As you mentioned in your original post, credit risk is also a consideration here.  This is especially true if you are thinking of using a large percentage of your net worth to buy an annuity.  Lifetime income is a nice concept as long as the other party to the transaction is around for at least as long as you are.  Moody's Investors Service publishes a default study every year that is based on more than 80-years of data.  According to their last report, the cumulative default rate for a 'Aaa' rated company over a 20-year period is about 2.1%.  They don't say what the rate is for 30 or 40 year time horizons, but it is safe to assume it is higher.  So if you believe that history is any guide, your ‘Aaa’ rated insurance company has about a 1 in 50 chance of going broke over the next 20 years, and a greater chance over longer-periods of time.  You can reduce this risk by splitting your money between two or more insurance companies and diversify your annuity income streams like you would diversify your other investment holdings.
 
Good points, Yrs. It also would make sense to be careful in your choice of insurers. Very large, highly rated mutuals would be my first choice. Humongous public companies like Met, Pru and Hancock might be OK, too.
 
Unfortunately, I don't believe that the 100% SWR in FIREcalc is a floor, it only shows what the worst has been in the past. Perhaps things will not be any worse than that during my remaining years but some day it will happen.
Somewhere I saw that New York Life's inflation indexed annuities are only in that state for Vanguard, in the other 49 states Vanguard uses AIG. I'll try to check to see if that's true.
Although these policies may become more popular in the future, that does not necessarily mean they will become cheaper or "better", the papers in England recently had a bunch of stories about the scarcity of long term inflation protected bonds to finance such policies. High Demand + Low Supply = High Prices (which means low yields).

Still gathering information here!
 
Gearhead Jim said:
Unfortunately, I don't believe that the 100% SWR in FIREcalc is a floor, it only shows what the worst has been in the past.  Perhaps things will not be any worse than that during my remaining years but some day it will happen.
Somewhere I saw that New York Life's inflation indexed annuities are only in that state for Vanguard, in the other 49 states Vanguard uses AIG.  I'll try to check to see if that's true.

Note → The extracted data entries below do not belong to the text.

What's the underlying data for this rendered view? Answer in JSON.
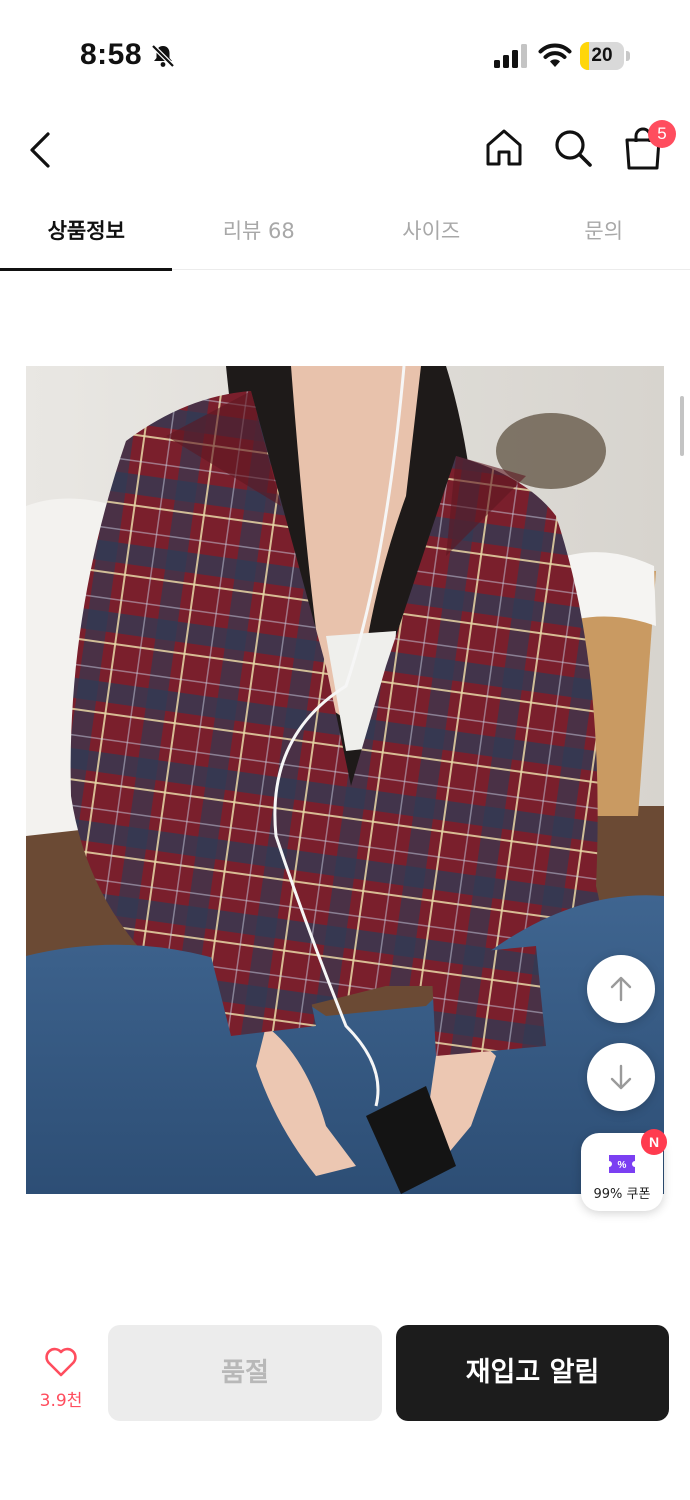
{
  "status_bar": {
    "time": "8:58",
    "battery_level": "20",
    "battery_fraction": 0.2,
    "icons": [
      "bell-off-icon",
      "cellular-signal-icon",
      "wifi-icon",
      "battery-icon"
    ]
  },
  "top_nav": {
    "icons": [
      "back-chevron-icon",
      "home-icon",
      "search-icon",
      "shopping-bag-icon"
    ],
    "cart_count": "5"
  },
  "tabs": [
    {
      "label": "상품정보",
      "active": true
    },
    {
      "label": "리뷰 68",
      "active": false
    },
    {
      "label": "사이즈",
      "active": false
    },
    {
      "label": "문의",
      "active": false
    }
  ],
  "product_image": {
    "icon": "product-photo"
  },
  "floating": {
    "scroll_up_icon": "arrow-up-icon",
    "scroll_down_icon": "arrow-down-icon",
    "coupon_label": "99% 쿠폰",
    "coupon_badge": "N",
    "coupon_icon": "coupon-ticket-icon"
  },
  "bottom_bar": {
    "like_count": "3.9천",
    "soldout_label": "품절",
    "restock_label": "재입고 알림"
  },
  "colors": {
    "accent_red": "#ff4d5e",
    "dark_button": "#1c1c1c",
    "coupon_purple": "#7b3ff2",
    "battery_yellow": "#ffd60a"
  }
}
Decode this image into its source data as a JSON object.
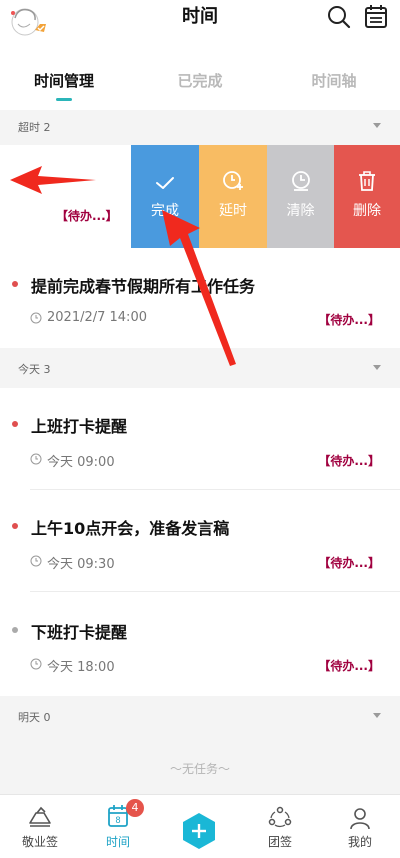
{
  "header": {
    "title": "时间"
  },
  "tabs": [
    {
      "label": "时间管理"
    },
    {
      "label": "已完成"
    },
    {
      "label": "时间轴"
    }
  ],
  "sections": {
    "overdue": {
      "label": "超时 2"
    },
    "today": {
      "label": "今天 3"
    },
    "tomorrow": {
      "label": "明天 0"
    }
  },
  "swiped_item": {
    "status": "【待办...】",
    "actions": {
      "done": "完成",
      "delay": "延时",
      "clear": "清除",
      "delete": "删除"
    }
  },
  "tasks": [
    {
      "title": "提前完成春节假期所有工作任务",
      "time": "2021/2/7 14:00",
      "status": "【待办...】"
    },
    {
      "title": "上班打卡提醒",
      "time": "今天 09:00",
      "status": "【待办...】"
    },
    {
      "title": "上午10点开会，准备发言稿",
      "time": "今天 09:30",
      "status": "【待办...】"
    },
    {
      "title": "下班打卡提醒",
      "time": "今天 18:00",
      "status": "【待办...】"
    }
  ],
  "empty_text": "～无任务～",
  "bottom_nav": [
    {
      "label": "敬业签"
    },
    {
      "label": "时间",
      "badge": "4",
      "calendar_day": "8"
    },
    {
      "label": "团签"
    },
    {
      "label": "我的"
    }
  ],
  "colors": {
    "accent": "#2bb5b9",
    "done": "#4a9ade",
    "delay": "#f8bc63",
    "clear": "#c7c7ca",
    "delete": "#e4564f",
    "status": "#a0003f",
    "arrow": "#f0291e"
  }
}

Although these policies may become more popular in the future, that does not necessarily mean they will become cheaper or "better", the papers in England recently had a bunch of stories about the scarcity of long term inflation protected bonds to finance such policies.  High Demand + Low Supply = High Prices (which means low yields).

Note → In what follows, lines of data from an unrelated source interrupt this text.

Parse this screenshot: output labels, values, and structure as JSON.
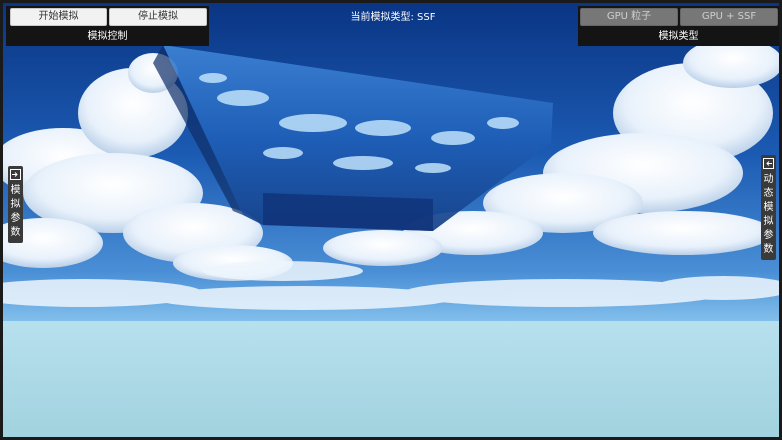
{
  "simulation_control": {
    "start_label": "开始模拟",
    "stop_label": "停止模拟",
    "panel_title": "模拟控制"
  },
  "status": {
    "current_type": "当前模拟类型: SSF"
  },
  "simulation_type": {
    "gpu_particles_label": "GPU 粒子",
    "gpu_ssf_label": "GPU + SSF",
    "panel_title": "模拟类型"
  },
  "side_tabs": {
    "left": {
      "icon": "exit-panel-icon",
      "label": "模拟参数"
    },
    "right": {
      "icon": "exit-panel-icon",
      "label": "动态模拟参数"
    }
  },
  "colors": {
    "sky_top": "#0b3b8c",
    "sky_horizon": "#7fc0ec",
    "ground": "#a9d8e6",
    "fluid": "#1f5fb8"
  }
}
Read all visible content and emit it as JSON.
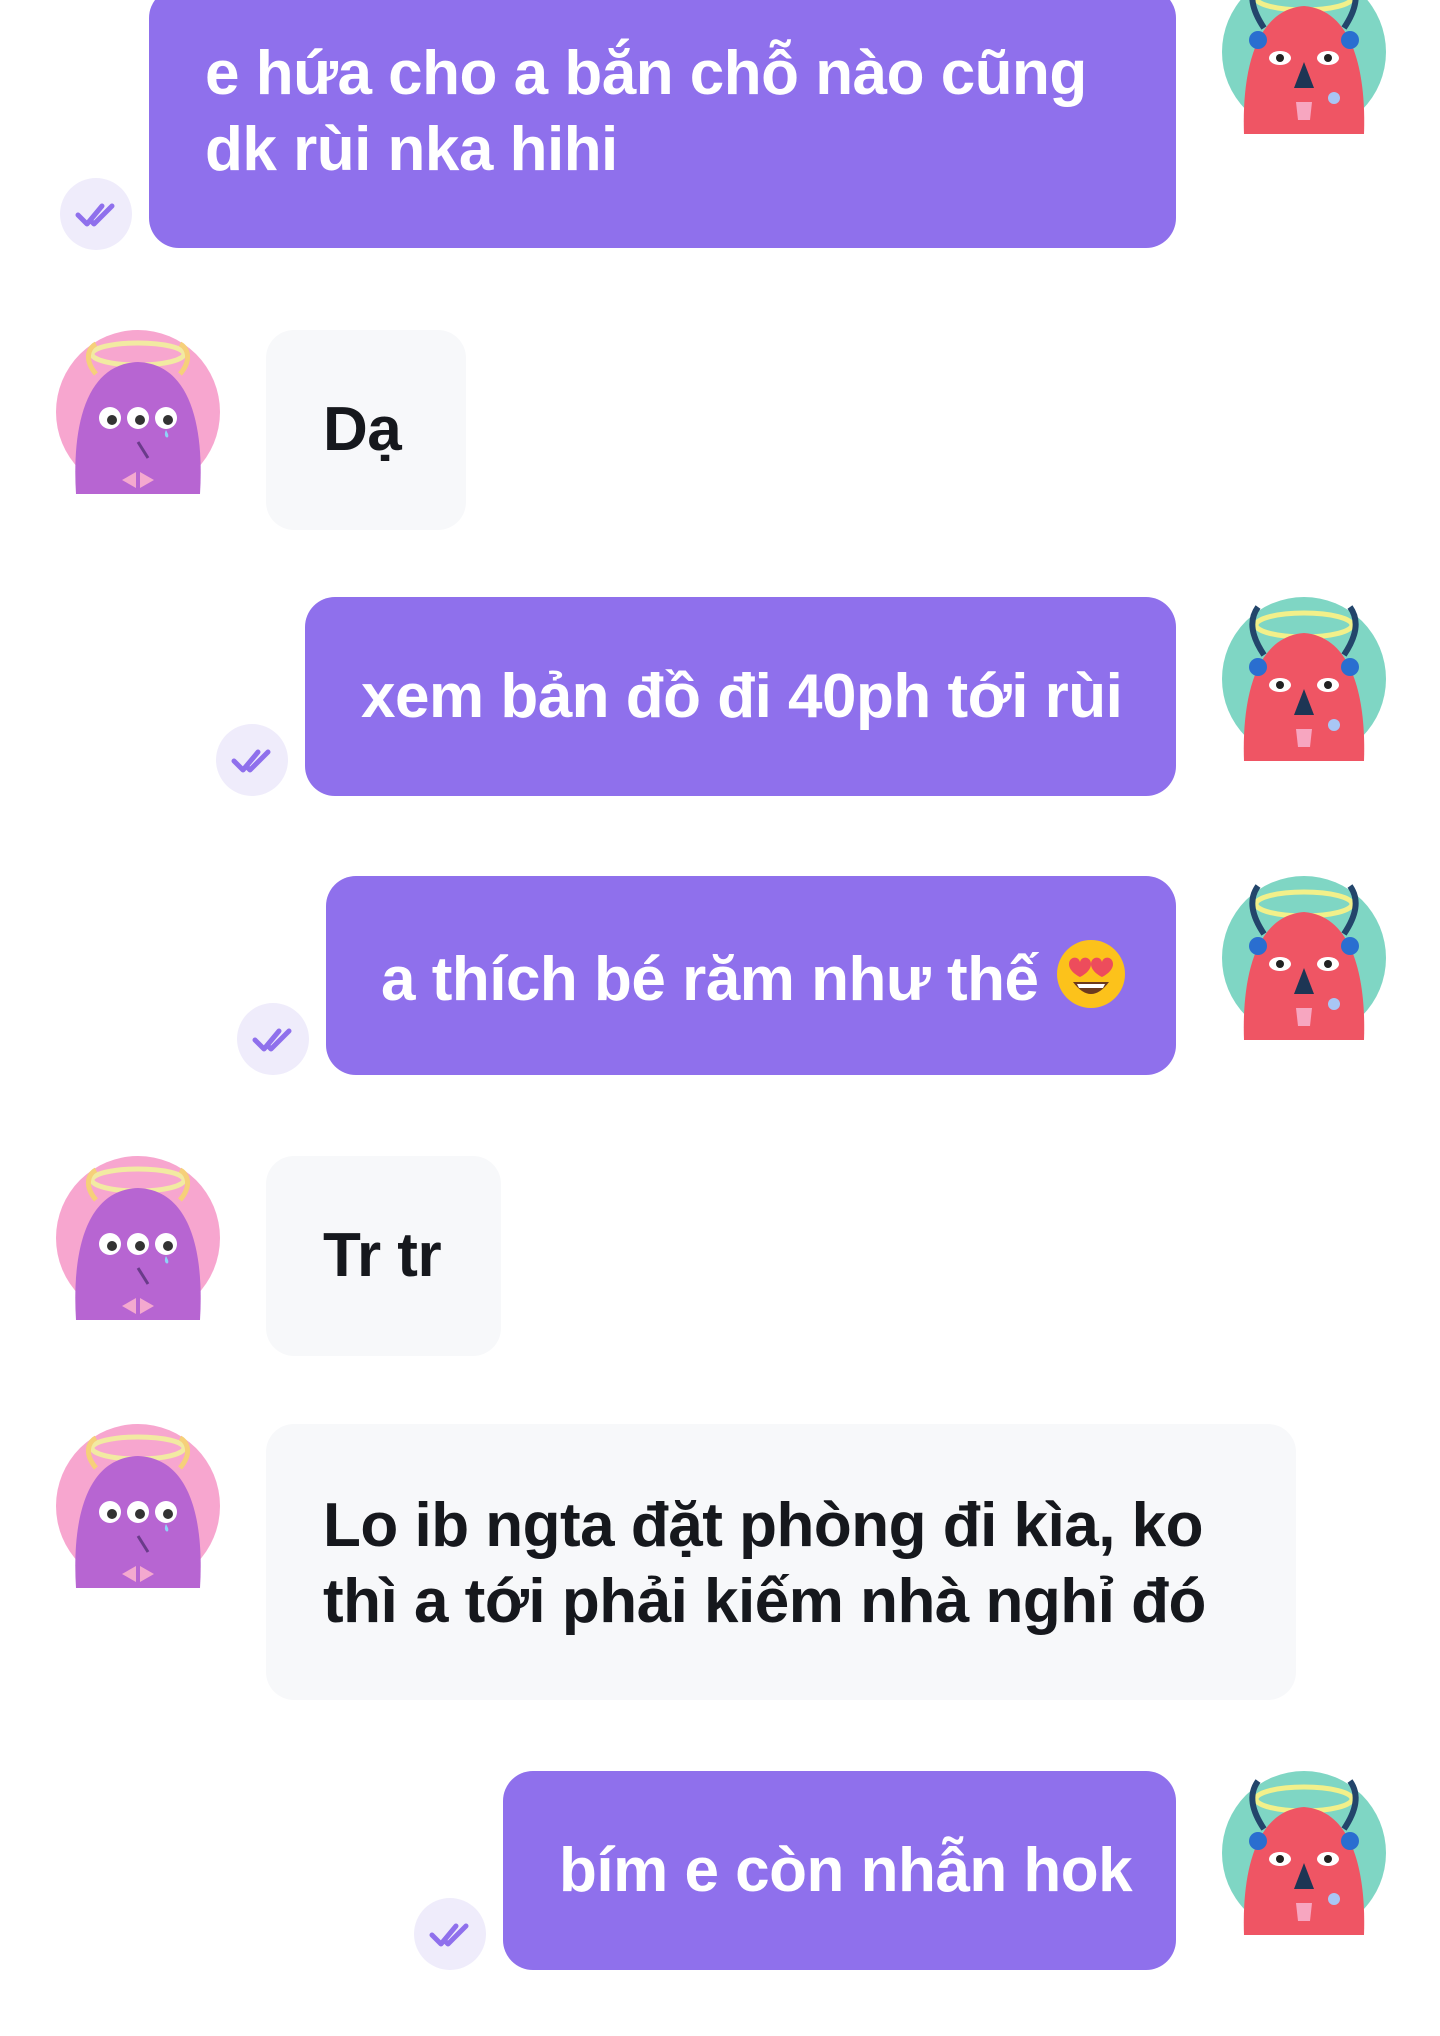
{
  "colors": {
    "outgoing_bubble": "#8f70ec",
    "incoming_bubble": "#f7f8fa",
    "outgoing_text": "#ffffff",
    "incoming_text": "#16181d",
    "read_tick": "#8f70ec",
    "tick_bg": "#efecfb"
  },
  "messages": [
    {
      "direction": "outgoing",
      "lines": [
        "e hứa cho a bắn chỗ nào cũng",
        "dk rùi nka hihi"
      ],
      "status": "read",
      "status_icon": "double-check-icon",
      "avatar": "red-monster-avatar"
    },
    {
      "direction": "incoming",
      "lines": [
        "Dạ"
      ],
      "avatar": "purple-monster-avatar"
    },
    {
      "direction": "outgoing",
      "lines": [
        "xem bản đồ đi 40ph tới rùi"
      ],
      "status": "read",
      "status_icon": "double-check-icon",
      "avatar": "red-monster-avatar"
    },
    {
      "direction": "outgoing",
      "lines": [
        "a thích bé răm như thế"
      ],
      "emoji": "heart-eyes-emoji",
      "status": "read",
      "status_icon": "double-check-icon",
      "avatar": "red-monster-avatar"
    },
    {
      "direction": "incoming",
      "lines": [
        "Tr tr"
      ],
      "avatar": "purple-monster-avatar"
    },
    {
      "direction": "incoming",
      "lines": [
        "Lo ib ngta đặt phòng đi kìa, ko",
        "thì a tới phải kiếm nhà nghỉ đó"
      ],
      "avatar": "purple-monster-avatar"
    },
    {
      "direction": "outgoing",
      "lines": [
        "bím e còn nhẫn hok"
      ],
      "status": "read",
      "status_icon": "double-check-icon",
      "avatar": "red-monster-avatar"
    }
  ]
}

Still gathering information here!

Remember, you don't have to go through Vanguard to buy a payout annuity. If you wish to buy one, shop around and get competitive quotes from different insurers/agents. If you would like an opinion on the stability of a given insurer, I would be happy to offer my opinion (used to do this for a living).
 
A couple of additional thoughts.. "Safe Withdrawal Rates" using Monte Carlo simulation like FireCalc are not a floor and are based on historical averages in the US. Future returns could be lower than we've seen before in the US. SWRs also involve "self-insuring" and thus you take a smaller amount of retirement income than if you "pooled" longevity risk with others via an immediate annuity. Of course, as mentioned above, you forego any potential terminal value when you buy an annuity. The big problem with mutual funds IMO is that the "average" investor never stays the course and as the DALBAR Quantitative Analysis of Investor Behavior shows each year, most people lose money in mutual funds even when the market is hot.. S & P 500 increased 12.98% from 1984-2003, yet the average investor who dollar cost averaged the same amount only gained 6%..All other equity investors who didn't dollar cost average actually lost 3% annually...Fear and greed drive behavior.